Sandy Slater, an associate professor at Concordia University in Wisconsin, has long researched the connection between parks and green spaces and public health.

Last year, Slater co-authored a report exploring the health effects of shelter-in-place orders and closures of schools, recreational facilities and parks.

“When you have access to parks and green space, it just gives you a place to be able to maintain physical activity,” Slater said. “You also have that added benefit of there being that positive association between improved mental outcomes and being in those spaces.”

The report included recommendations to policymakers and community leaders for assuring access to green space during the pandemic, including: prioritizing park access for vulnerable populations; reducing fees based on economic need; allowing mass transit usage to access parks; and adopting more “slow street” initiatives to periodically close streets to vehicle traffic.

Slater’s report noted that stay-at-home orders, and their effect on physical activity, could disproportionately harm vulnerable populations and people of color. African Americans and Hispanics have higher rates of COVID-19 infection and tend to live in urban areas with less green space.

“Having a kind of public space that allows everyone in the community to be able to get out and be physically active is important,” she said.

When Arizona Gov. Doug Ducey issued a stay-at-home order last spring, most state parks, with the exception of historic parks, remained open because they are considered essential to the state’s operation. Many city and county parks stayed open, too.

Grand Canyon / Catron S., CC-BY-SA-3.0 

With the Grand Canyon and many other national parks closed for at least part of 2020, state parks saw the highest visitation since 1991 last May, October and December, and September saw more park visitors than in 2019, according to Michelle Thompson, spokeswoman for Arizona State Parks & Trails.

“It’s clear from our visitation that people highly value these open, outdoor spaces,” she said in an email. “Getting outside remains one of the safe activities, and exercise has long been considered vital for mental health.”

Thompson added that there was an increase last year in first-time park visitors and in annual pass sales, “indicating that more people are seeking the outdoors for family-friendly activities during the pandemic.”

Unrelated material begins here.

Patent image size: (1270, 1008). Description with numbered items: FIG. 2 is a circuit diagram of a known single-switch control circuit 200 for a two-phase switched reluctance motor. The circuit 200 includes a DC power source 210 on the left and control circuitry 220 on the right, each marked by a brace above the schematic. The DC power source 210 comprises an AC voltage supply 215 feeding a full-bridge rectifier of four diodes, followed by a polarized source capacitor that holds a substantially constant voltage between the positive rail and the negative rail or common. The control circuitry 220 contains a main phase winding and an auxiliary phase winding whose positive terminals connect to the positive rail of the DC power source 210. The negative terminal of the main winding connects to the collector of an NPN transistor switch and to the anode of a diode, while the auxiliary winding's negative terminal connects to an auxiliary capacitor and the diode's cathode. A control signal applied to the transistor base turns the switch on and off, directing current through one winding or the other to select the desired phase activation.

Data show most of these visitors are from Arizona.

Devils Bridge, Sedona 

“Arizonans, by far, make up the largest portion of visitors to other places in our state, parks included,” Josh Coddington, a spokesman for the Arizona Office of Tourism, said in an email.

Across the 30-plus state parks and recreation areas, a mask mandate remains in place inside buildings and within outdoor areas where social distancing isn’t possible, as do capacity limits.

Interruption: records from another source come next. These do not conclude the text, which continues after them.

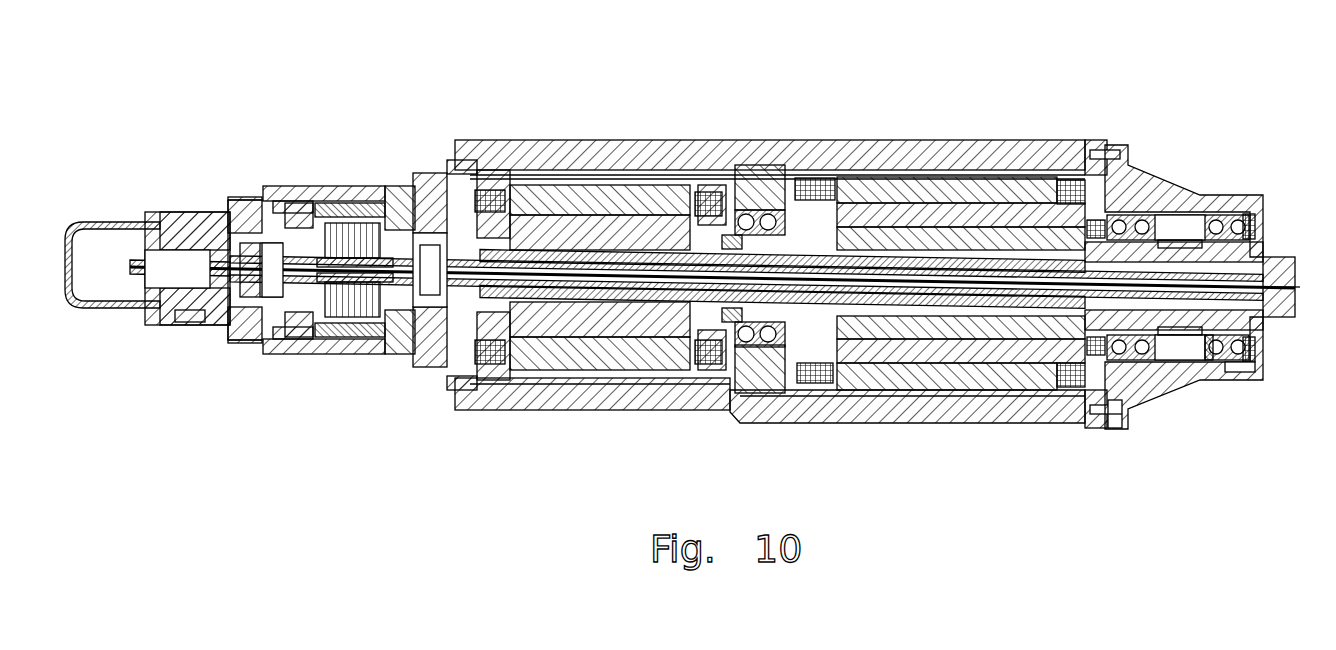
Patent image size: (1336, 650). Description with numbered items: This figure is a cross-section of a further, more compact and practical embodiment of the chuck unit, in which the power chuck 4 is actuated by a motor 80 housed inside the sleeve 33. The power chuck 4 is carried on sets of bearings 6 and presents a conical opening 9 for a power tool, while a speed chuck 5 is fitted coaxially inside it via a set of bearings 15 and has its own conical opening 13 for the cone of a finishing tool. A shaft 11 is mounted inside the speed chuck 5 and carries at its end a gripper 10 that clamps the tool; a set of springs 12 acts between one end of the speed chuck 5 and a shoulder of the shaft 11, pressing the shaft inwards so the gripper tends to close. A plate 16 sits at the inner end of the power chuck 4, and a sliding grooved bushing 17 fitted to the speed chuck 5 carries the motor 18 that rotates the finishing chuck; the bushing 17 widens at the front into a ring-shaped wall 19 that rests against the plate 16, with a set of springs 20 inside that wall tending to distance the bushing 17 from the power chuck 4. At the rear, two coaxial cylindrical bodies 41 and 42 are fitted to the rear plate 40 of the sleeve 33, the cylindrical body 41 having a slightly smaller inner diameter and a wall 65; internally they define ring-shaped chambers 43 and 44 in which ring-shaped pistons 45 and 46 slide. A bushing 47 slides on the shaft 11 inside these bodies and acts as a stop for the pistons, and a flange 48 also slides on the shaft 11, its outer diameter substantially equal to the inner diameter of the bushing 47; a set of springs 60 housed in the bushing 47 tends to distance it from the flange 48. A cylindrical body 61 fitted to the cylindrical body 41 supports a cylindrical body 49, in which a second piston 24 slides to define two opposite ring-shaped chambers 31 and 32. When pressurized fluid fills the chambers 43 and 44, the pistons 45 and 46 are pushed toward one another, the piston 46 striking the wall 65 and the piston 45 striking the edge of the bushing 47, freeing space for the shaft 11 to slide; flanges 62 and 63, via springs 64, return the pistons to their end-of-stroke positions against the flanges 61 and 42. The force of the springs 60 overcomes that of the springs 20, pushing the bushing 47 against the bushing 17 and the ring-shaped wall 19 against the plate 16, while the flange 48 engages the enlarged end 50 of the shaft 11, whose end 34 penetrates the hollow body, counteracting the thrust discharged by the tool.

The power chuck 4 is at (1198, 365).
The speed chuck 5 is at (1175, 362).
The bearings 6 is at (1132, 215).
The conical opening 9 is at (1267, 260).
The gripper 10 is at (1243, 205).
The shaft 11 is at (1003, 300).
The set of springs 12 is at (1113, 400).
The conical opening 13 is at (1265, 372).
The bearings 15 is at (1053, 350).
The plate 16 is at (772, 178).
The sliding grooved bushing 17 is at (740, 222).
The motor 18 is at (570, 190).
The ring-shaped wall 19 is at (746, 200).
The set of springs 20 is at (713, 195).
The second piston 24 is at (155, 240).
The ring-shaped chamber 31 is at (210, 210).
The ring-shaped chamber 32 is at (180, 322).
The sleeve 33 is at (1082, 160).
The end of shaft 34 is at (1177, 198).
The rear plate 40 is at (465, 162).
The cylindrical body 41 is at (342, 187).
The cylindrical body 42 is at (432, 173).
The ring-shaped chamber 43 is at (275, 350).
The ring-shaped chamber 44 is at (412, 362).
The ring-shaped piston 45 is at (298, 187).
The ring-shaped piston 46 is at (402, 233).
The bushing 47 is at (411, 367).
The flange 48 is at (294, 350).
The cylindrical body 49 is at (185, 215).
The enlarged end of shaft 50 is at (220, 330).
The set of springs 60 is at (350, 340).
The cylindrical body 61 is at (258, 203).
The flange 62 is at (313, 340).
The flange 63 is at (385, 345).
The springs 64 is at (343, 340).
The wall 65 is at (392, 203).
The motor 80 is at (990, 180).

Since the pandemic was declared last March, studies have found increases in sedentary behavior as well as stress and mental health problems.

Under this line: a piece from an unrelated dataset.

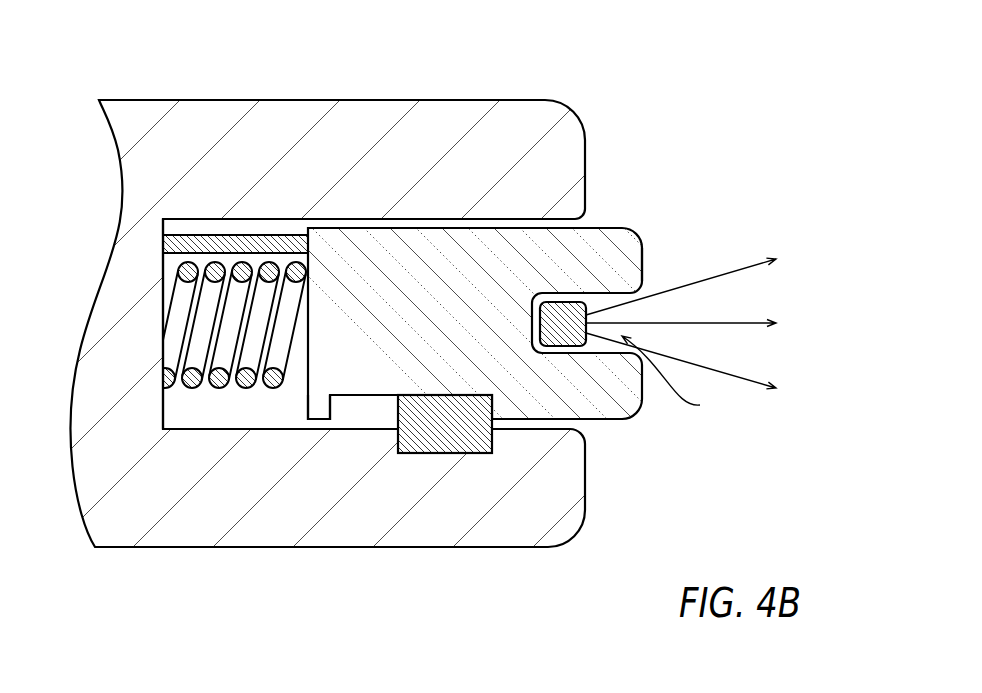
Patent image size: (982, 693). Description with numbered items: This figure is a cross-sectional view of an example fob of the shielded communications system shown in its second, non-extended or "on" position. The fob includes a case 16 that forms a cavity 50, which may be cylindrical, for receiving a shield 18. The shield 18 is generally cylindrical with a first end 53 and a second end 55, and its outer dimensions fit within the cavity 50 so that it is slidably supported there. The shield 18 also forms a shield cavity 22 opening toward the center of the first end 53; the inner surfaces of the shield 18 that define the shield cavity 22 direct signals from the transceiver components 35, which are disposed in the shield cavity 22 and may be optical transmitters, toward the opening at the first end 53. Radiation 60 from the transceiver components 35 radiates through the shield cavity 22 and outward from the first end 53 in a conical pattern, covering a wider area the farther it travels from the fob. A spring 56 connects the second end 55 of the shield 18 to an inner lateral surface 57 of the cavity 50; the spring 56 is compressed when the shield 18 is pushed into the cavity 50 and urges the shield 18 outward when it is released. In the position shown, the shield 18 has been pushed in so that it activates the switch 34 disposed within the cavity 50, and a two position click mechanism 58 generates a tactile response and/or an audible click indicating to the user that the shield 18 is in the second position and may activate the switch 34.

A September 2020 study published in the International Journal of Environmental Research and Public Health examined changes in sedentary behavior due to COVID-19 restrictions and the impact on mental health. Of the nearly 3,000 adults surveyed, participants who reported a decrease in physical activity also reported higher levels of depressive symptoms, loneliness and stress, compared to those who maintained a physically active lifestyle.

The correlation between exercise and improved physical and mental health is well-established, note experts like Richard Christiana, a professor at Appalachian State University who co-authored the 2020 report with Slater and who has researched how being outside benefits children specifically.

Outdoor activities “can reduce the symptoms of childhood stress, ADHD, and (lead to) overall increased feelings of well-being in children,” he said in an interview. That stress reduction can also ease symptoms of depression and anxiety in people of all ages, he said.

“Physical health and mental health are so entwined with each other,” Christiana said. “When you have poor physical health, it’s hard to have really good mental health. And vice versa.”

Jenna Graham, a Yale University student living near Phoenix, says she frequently heads to Piestewa Peak in central Phoenix, to get in her daily exercise. She described her mood on the trail as relaxed, adding that she sometimes listens to university lectures on her way up the mountain.

“I usually come out here to clear my mind,” she said. “And the view is really nice. Can’t beat it.”